VirSorter2: a multi-classifier, expert-guided approach to detect diverse DNA and RNA viruses

Abstract

Background: Viruses are a significant player in many biosphere and human ecosystems, but most signals remain "hidden" in metagenomic/metatranscriptomic sequence datasets due to the lack of universal gene markers, database representatives, and insufficiently advanced identification tools.
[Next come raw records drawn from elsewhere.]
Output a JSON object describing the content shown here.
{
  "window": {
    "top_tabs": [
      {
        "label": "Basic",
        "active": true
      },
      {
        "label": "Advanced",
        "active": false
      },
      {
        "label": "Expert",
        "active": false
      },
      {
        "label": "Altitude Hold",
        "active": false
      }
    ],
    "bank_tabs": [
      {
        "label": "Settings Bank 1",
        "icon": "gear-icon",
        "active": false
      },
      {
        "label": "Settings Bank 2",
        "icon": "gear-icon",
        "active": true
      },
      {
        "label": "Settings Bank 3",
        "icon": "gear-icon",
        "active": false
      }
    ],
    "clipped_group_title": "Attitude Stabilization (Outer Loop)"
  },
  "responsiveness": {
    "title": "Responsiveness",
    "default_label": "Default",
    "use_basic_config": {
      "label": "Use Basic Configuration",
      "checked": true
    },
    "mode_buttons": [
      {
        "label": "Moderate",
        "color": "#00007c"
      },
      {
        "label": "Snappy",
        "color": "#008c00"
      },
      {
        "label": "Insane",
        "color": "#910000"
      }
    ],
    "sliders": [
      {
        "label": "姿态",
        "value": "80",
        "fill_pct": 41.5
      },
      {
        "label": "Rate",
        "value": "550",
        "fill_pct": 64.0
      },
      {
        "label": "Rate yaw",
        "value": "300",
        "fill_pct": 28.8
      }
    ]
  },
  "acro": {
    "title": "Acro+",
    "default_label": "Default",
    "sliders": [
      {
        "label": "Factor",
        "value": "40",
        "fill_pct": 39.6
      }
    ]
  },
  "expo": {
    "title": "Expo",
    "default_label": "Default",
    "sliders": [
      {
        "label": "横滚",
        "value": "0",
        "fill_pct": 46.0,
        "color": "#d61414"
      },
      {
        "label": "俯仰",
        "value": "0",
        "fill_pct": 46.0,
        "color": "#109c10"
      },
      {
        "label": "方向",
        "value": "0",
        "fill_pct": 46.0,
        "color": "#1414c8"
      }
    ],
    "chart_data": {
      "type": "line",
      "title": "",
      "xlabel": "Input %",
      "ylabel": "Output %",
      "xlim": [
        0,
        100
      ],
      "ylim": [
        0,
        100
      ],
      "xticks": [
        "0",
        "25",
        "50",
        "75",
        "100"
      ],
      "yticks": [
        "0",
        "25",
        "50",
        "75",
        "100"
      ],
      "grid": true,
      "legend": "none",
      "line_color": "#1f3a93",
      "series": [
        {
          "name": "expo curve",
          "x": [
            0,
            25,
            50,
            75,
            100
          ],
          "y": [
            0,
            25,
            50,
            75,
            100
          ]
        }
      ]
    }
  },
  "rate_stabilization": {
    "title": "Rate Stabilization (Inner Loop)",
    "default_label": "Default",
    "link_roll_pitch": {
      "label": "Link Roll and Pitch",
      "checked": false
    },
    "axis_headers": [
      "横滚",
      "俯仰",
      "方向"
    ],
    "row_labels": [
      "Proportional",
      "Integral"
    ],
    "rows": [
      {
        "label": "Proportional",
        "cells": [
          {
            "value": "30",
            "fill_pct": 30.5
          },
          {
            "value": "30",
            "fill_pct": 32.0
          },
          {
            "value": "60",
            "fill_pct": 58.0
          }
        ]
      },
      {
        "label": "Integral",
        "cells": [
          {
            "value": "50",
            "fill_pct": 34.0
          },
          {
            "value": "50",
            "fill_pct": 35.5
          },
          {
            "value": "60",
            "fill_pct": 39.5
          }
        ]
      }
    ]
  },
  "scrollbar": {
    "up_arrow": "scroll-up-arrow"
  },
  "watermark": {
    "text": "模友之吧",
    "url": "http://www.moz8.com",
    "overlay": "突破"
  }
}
Results: Here, we introduce VirSorter2, a DNA and RNA virus identification tool that leverages genome-informed database advances across a collection of customized automatic classifiers to improve the accuracy and range of virus sequence detection. When benchmarked against genomes from both isolated and uncultivated viruses, VirSorter2 uniquely performed consistently with high accuracy (F1-score > 0.8) across viral diversity, while all other tools under-detected viruses outside of the group most represented in reference databases (i.e., those in the order Caudovirales). Among the tools evaluated, VirSorter2 was also uniquely able to minimize errors associated with atypical cellular sequences including eukaryotic genomes and plasmids. Finally, as the virosphere exploration unravels novel viral sequences, VirSorter2's modular design makes it inherently able to expand to new types of viruses via the design of new classifiers to maintain maximal sensitivity and specificity.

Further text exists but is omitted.